At least eight people have died along the 200-kilometre-long land border between Poland and Belarus, including from cold and exhaustion.
The sparsely populated area of lakes, swamps and forests is becoming even more hostile to people trying to keep themselves warm around bonfires through the cold November nights.
Maas and Borrell urged Warsaw to allow humanitarian aid on the frontier, where Poland has erected a barbed wire fence and deployed some 20,000 police, border guards and soldiers.
The Kremlin said it was ready to mediate between Belarus and the EU, that Putin would talk to Lukashenko, and that Moscow had no plans to reroute gas flows away from Belarus despite Minsk threatening to cut transit to Europe through the Yamal pipeline.
Kremlin spokesman Dmitry Peskov also dismissed as "wrong" a U.S. State Department statement that the Belarus border crisis was meant to distract attention from increased Russian military activity close to Ukraine.

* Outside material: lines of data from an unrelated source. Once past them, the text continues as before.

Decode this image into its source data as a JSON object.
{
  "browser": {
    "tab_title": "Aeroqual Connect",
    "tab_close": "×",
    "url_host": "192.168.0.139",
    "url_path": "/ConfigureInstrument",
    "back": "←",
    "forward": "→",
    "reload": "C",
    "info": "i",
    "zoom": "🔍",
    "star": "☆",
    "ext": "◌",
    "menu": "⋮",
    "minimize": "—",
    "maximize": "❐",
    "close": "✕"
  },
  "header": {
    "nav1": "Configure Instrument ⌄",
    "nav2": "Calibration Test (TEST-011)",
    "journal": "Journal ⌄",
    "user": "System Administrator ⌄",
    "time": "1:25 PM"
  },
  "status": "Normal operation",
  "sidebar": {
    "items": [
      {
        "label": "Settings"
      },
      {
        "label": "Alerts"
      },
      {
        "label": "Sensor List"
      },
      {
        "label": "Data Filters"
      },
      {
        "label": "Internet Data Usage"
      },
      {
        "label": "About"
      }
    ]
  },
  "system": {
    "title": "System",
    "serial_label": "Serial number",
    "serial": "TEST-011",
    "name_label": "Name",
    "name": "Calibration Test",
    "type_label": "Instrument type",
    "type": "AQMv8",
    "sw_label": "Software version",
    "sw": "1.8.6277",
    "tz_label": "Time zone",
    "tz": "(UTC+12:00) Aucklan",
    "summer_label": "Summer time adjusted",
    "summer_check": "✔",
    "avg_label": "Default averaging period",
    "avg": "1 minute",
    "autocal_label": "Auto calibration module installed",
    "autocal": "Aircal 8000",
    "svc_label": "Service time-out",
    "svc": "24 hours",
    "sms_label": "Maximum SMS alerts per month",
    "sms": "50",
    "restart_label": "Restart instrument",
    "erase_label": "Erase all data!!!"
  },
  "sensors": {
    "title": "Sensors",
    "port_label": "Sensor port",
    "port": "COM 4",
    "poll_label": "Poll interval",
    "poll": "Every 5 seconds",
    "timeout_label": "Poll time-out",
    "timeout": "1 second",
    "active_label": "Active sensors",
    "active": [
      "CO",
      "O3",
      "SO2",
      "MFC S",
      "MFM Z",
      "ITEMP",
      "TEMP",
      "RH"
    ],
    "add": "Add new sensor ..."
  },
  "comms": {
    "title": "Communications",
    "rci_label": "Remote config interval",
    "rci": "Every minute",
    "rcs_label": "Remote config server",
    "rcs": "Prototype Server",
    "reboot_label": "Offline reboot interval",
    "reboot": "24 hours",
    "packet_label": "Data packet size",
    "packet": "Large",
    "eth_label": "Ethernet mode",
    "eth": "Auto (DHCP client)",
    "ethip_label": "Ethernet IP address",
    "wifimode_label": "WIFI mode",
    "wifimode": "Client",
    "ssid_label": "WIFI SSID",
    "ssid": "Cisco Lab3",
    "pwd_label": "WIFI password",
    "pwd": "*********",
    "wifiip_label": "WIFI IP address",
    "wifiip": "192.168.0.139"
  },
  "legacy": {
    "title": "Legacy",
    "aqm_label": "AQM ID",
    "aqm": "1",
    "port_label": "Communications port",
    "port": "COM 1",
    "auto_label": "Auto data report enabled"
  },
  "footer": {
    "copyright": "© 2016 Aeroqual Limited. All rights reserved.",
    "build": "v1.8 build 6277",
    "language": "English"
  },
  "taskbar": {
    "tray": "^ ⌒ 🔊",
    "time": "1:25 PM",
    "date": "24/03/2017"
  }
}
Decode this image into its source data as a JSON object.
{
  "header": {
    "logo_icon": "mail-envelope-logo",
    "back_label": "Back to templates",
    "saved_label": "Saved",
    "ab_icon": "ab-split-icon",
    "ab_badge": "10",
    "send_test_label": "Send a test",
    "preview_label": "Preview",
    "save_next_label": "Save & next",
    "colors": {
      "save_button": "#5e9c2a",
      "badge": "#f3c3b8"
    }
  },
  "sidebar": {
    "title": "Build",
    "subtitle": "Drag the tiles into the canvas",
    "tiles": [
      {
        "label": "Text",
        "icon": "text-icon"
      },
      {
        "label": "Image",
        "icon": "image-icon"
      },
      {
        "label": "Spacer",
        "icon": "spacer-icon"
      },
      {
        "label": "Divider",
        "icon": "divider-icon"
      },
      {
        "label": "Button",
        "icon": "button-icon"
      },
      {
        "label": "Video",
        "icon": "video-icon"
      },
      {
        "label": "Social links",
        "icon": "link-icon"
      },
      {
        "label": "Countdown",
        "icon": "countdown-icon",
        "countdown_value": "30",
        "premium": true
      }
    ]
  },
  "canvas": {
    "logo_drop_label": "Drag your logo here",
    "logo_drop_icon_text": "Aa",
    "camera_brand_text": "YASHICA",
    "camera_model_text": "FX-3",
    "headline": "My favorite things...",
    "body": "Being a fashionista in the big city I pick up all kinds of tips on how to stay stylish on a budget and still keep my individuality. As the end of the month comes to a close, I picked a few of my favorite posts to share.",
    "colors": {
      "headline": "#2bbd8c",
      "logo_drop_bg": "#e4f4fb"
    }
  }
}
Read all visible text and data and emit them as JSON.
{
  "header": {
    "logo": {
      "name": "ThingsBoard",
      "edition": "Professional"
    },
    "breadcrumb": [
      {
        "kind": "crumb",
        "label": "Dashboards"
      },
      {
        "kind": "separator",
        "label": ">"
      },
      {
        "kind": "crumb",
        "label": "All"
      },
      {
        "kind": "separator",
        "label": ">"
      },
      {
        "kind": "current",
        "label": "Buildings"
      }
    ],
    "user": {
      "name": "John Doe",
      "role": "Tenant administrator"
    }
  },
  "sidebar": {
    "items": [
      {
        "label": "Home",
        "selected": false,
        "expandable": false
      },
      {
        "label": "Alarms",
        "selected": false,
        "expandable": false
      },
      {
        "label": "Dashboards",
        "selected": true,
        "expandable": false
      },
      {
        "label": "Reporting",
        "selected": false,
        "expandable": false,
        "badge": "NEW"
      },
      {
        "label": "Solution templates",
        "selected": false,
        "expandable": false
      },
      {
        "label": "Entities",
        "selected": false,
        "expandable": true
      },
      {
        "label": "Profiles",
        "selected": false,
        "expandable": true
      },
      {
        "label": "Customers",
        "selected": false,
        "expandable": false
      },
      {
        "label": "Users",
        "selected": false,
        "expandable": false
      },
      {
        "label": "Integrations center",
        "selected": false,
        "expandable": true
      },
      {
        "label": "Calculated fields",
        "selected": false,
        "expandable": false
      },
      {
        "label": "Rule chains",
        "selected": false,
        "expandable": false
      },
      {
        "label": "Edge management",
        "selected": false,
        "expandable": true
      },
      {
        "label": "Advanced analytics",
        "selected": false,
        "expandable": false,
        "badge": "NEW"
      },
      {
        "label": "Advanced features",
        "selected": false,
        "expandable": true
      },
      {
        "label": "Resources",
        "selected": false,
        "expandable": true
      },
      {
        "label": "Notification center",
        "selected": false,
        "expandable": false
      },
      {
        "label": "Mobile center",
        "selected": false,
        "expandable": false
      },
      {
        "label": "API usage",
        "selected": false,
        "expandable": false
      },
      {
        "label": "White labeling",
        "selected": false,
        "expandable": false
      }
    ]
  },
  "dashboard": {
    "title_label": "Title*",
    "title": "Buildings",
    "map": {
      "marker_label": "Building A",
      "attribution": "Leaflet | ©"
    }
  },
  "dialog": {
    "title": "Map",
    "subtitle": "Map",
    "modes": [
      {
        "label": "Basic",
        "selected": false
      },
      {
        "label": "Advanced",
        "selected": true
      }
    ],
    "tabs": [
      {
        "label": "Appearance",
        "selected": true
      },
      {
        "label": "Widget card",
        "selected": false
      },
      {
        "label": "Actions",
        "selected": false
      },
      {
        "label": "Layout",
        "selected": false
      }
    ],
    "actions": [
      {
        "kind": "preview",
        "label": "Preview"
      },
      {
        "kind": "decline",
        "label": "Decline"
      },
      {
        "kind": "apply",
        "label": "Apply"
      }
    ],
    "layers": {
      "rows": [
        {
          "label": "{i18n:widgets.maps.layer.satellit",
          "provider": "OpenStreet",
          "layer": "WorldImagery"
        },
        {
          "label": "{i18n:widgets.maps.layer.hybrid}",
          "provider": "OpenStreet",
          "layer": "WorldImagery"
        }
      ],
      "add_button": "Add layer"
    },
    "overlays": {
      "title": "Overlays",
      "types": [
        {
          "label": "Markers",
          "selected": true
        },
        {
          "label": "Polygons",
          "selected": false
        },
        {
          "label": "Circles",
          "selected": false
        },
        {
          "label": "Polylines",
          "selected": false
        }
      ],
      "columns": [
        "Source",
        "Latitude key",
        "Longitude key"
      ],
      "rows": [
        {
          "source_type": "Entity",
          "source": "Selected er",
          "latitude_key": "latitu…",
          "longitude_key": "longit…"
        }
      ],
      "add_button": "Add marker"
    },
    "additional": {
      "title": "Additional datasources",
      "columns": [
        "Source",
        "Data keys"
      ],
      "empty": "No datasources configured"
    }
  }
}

EU members Lithuania, Latvia and Estonia have warned of a risk of military conflict and their presidents will discuss the matter on Monday with Poland's Andrzej Duda.
Travel agencies in the Middle East working in partnership with tour operators in Belarus provided tourist visas to thousands of people in recent months, a Reuters investigation revealed.
The EU would target airlines that are flying migrants from the Middle East to Minsk in order to take them to the border, the bloc's chief executive said. Maas stressed Turkish Airlines has stayed away.
Lithuania's foreign minister called on the EU to also stifle Belarusian airports. "We need to make the Minsk airport a no-fly-zone," said Gabrielius Landsbergis.